Tentoonstelling over Groninger slavernijverleden in de maak

Anna van Ewsum en haar bediende (linksonder)
Anna van Ewsum en haar bediende (linksonder) © schilderij Jan de Baen
Er komt een tentoonstelling over de sporen van het slavernijverleden van Stad en provincie Groningen. Dat zegt Andreas Blühm van het Groninger Museum.
Samen met het GRID Grafisch Museum, het Scheepvaartmuseum en het Universiteitsmuseum wordt er gewerkt aan een breed georganiseerde manifestatie.
'Het is een belangrijk onderwerp', zegt Blühm. 'Volgend jaar is er een grote tentoonstelling over het slavernijverleden in het Rijksmuseum en mede daardoor zijn andere musea in Nederland ook gaan kijken wat zij hier van kunnen leren en toevoegen
Ook Groningers handelden in slaven
In de 17e en 18e eeuw was Groningen een klein onderdeel van een wereldeconomie waarin slavernij voorkwam. Groningers handelden in, en gebruikten producten die afkomstig waren van plantages die slaven hielden. Denk aan suiker en tabak.

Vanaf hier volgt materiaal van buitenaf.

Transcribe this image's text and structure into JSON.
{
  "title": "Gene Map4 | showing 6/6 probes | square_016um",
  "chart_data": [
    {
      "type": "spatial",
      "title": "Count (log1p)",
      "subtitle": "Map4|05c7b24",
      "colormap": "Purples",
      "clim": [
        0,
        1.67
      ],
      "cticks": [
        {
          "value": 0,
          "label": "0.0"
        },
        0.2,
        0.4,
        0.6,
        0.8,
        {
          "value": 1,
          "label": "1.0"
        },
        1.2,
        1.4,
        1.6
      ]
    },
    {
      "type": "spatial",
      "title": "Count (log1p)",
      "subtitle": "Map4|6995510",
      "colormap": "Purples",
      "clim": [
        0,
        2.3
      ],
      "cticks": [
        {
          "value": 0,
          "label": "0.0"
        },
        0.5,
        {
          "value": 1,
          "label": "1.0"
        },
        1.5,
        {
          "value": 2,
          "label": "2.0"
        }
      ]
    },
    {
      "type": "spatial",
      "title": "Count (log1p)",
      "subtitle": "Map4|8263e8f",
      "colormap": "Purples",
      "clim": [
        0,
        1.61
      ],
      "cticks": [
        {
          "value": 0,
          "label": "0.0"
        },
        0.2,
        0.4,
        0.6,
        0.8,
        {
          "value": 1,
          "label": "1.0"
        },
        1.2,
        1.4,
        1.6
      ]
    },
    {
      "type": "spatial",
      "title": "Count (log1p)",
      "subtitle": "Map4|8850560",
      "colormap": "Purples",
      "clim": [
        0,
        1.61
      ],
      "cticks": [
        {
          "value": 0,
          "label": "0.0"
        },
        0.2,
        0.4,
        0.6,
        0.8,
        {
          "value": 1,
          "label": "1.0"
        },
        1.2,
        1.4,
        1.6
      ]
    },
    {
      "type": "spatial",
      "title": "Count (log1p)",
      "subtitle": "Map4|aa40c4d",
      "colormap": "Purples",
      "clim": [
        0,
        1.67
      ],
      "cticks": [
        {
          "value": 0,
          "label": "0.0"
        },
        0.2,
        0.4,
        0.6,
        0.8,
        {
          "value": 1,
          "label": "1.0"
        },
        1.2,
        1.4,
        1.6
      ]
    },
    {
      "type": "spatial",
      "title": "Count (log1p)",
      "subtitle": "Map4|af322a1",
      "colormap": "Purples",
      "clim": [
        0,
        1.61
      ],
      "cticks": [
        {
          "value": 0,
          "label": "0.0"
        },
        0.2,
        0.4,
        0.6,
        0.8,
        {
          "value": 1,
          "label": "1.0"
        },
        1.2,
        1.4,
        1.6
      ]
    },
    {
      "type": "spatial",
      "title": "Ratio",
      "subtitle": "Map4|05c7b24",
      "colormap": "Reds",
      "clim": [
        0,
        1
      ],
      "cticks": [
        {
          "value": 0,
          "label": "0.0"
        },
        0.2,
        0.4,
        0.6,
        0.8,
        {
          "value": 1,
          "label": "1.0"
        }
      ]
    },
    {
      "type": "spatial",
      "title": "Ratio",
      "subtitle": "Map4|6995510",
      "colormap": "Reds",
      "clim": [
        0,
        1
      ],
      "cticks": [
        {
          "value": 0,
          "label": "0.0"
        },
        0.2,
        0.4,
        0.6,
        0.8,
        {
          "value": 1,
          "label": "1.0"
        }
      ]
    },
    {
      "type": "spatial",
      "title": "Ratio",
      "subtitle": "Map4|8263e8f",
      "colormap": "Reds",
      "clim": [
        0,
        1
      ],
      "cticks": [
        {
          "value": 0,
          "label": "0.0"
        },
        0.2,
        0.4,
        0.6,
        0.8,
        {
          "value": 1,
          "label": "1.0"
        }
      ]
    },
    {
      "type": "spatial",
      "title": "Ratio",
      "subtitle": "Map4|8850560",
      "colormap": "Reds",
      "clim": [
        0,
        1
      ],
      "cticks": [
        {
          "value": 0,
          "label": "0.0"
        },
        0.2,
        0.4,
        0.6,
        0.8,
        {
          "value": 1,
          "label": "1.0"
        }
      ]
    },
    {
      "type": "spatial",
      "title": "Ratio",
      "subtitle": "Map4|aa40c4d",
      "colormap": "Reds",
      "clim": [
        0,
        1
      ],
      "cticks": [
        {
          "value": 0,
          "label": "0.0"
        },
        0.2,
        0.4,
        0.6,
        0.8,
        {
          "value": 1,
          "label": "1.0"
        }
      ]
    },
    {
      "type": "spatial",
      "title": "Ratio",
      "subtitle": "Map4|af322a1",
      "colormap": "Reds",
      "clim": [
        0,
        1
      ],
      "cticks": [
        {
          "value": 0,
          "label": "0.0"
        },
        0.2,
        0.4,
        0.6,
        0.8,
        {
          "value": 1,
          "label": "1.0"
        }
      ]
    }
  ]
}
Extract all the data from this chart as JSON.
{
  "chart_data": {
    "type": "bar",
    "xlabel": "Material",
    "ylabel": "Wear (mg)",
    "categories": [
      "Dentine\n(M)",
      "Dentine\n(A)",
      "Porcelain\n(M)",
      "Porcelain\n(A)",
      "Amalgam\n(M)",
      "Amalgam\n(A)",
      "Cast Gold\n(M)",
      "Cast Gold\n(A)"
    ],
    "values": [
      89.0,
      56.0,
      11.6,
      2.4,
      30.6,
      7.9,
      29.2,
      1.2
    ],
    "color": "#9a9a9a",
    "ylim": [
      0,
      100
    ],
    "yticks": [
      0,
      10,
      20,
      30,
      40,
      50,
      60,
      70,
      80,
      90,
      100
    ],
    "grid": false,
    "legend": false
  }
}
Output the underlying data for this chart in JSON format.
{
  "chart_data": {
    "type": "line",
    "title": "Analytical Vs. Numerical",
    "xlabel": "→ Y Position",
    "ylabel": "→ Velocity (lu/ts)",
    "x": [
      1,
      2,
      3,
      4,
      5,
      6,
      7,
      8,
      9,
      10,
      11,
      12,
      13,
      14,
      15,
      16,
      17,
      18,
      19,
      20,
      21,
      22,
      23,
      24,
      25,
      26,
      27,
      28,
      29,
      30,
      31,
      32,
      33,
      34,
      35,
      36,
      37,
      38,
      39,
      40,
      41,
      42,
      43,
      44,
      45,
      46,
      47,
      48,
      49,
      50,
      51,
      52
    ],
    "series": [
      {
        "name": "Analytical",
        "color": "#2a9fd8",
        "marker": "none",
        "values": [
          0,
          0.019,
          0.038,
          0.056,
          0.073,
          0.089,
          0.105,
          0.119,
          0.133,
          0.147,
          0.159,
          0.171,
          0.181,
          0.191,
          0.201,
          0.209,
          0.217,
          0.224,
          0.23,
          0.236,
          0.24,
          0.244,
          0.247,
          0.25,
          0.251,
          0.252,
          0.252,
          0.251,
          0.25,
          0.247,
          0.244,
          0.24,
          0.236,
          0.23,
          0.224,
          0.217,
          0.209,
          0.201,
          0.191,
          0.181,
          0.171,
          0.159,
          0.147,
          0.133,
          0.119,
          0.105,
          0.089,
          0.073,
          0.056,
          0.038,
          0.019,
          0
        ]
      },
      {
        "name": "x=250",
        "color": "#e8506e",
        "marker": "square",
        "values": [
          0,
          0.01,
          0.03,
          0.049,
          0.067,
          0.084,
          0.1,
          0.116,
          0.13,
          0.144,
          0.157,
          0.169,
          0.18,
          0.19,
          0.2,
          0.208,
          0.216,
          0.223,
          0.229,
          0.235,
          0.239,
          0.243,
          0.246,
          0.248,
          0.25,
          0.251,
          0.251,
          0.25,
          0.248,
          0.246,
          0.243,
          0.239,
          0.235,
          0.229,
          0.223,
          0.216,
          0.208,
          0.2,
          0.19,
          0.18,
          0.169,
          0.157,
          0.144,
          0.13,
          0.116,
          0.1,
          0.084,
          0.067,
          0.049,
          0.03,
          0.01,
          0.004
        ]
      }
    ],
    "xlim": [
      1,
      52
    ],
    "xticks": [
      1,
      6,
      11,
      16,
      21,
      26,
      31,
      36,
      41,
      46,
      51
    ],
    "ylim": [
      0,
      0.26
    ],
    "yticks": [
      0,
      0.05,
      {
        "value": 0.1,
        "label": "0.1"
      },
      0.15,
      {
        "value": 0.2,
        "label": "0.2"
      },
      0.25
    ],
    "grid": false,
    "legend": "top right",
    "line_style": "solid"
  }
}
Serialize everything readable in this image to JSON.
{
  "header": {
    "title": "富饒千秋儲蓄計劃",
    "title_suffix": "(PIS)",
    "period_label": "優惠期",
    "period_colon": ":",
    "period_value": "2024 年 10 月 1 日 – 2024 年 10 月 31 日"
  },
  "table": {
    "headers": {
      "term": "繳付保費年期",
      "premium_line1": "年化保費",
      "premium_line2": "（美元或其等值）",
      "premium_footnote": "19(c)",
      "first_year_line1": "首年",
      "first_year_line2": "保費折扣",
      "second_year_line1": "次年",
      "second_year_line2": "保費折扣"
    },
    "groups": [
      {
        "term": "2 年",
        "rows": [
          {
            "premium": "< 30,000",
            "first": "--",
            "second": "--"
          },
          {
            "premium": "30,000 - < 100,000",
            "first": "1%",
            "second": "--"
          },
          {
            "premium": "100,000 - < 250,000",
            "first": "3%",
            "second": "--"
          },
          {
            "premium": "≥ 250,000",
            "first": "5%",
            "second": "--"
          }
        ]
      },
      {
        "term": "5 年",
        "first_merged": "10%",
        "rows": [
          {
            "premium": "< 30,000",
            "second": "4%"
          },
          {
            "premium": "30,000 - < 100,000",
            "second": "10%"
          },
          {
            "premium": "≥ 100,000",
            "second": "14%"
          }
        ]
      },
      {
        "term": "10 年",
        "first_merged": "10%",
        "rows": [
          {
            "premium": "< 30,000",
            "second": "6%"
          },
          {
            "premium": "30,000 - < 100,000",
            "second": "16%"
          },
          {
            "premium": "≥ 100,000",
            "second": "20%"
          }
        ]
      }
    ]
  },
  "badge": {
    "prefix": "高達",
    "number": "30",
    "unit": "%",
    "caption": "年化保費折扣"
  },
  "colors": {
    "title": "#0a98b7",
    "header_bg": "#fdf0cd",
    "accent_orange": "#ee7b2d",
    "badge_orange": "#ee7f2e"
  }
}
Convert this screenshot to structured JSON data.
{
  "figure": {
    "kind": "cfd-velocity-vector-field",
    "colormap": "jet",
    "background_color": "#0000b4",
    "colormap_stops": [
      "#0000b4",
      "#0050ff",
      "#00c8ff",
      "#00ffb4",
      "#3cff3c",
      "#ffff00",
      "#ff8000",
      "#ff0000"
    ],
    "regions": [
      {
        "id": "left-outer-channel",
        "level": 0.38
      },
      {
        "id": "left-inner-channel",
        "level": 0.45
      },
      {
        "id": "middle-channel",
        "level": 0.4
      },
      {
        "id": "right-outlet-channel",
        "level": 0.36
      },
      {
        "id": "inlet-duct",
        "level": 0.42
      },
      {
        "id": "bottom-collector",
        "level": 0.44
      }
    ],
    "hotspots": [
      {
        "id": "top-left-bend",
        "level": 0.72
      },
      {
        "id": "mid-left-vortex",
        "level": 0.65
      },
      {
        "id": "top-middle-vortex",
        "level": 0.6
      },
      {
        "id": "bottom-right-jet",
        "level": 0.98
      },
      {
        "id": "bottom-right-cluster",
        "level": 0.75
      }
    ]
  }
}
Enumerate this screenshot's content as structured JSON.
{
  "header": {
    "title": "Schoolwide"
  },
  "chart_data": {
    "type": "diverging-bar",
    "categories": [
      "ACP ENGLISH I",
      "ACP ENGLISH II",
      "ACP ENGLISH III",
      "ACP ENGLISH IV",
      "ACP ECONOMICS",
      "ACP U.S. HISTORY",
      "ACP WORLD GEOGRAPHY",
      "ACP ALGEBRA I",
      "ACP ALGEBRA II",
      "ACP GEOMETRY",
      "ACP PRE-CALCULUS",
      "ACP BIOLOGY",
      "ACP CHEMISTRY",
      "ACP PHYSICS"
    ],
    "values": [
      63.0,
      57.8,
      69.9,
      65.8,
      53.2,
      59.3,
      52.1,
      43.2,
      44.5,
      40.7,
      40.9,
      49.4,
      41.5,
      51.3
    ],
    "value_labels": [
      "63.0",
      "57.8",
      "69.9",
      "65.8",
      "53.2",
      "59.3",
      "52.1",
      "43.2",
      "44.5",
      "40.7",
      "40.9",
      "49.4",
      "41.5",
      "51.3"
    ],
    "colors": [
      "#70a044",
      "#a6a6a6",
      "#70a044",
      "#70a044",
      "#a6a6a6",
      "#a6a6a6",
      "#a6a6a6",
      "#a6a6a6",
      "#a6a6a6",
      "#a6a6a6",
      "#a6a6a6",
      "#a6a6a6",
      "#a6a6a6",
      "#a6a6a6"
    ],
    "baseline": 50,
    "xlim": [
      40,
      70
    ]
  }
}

Groningen was lid van de West-Indische Compagnie (WIC) die onder andere handelde in slaven. Maar toen er een internationale beweging ontstond om de slavernij af te schaffen, waren er ook Groningers die zich daar bij aansloten en lezingen hielden over het onmenselijke karakter van de slavernij.
Sporen zijn terug te vinden in Stad
De sporen van die slavenhandel zijn nog terug te vinden. Denk aan straatnamen zoals de Werfstraat op de plek in de Stad waar de scheepswerf van de West Indische Compagnie was en gebouwen zoals het Calmerhuis op de hoek van de Oude Boteringestraat en de Broerstraat.
Het zwarte pand is het Calmerhuis
Het zwarte pand is het Calmerhuis © Google Street View
In 1722 werd dit huis aangekocht door Thomas van Seeratt die als slavenhandelaar voor de WIC had gewerkt. Op schilderijen uit die tijd laten adellijke dames, zoals Anna van Ewsum, zich graag afbeelden met een kleine zwarte bediende.
'We willen het heden en het verleden verbinden en zoeken zoveel mogelijk partners, ook buiten de museumwereld, om dit verhaal te vertellen', zegt Blühm. 'Meningsvorming is ook een taak van ons museum en dit is niet iets van het verleden, het is ook onderdeel van ons heden.'
Blühm zou de tentoonstelling graag eind volgend jaar van start laten gaan, maar er gaat flink wat tijd in de voorbereiding zitten. Door het coronavirus duurt het organiseren van dit soort zaken allemaal wat langer. Het zal vermoedelijk medio 2022 worden voordat de deuren opengaan voor het publiek.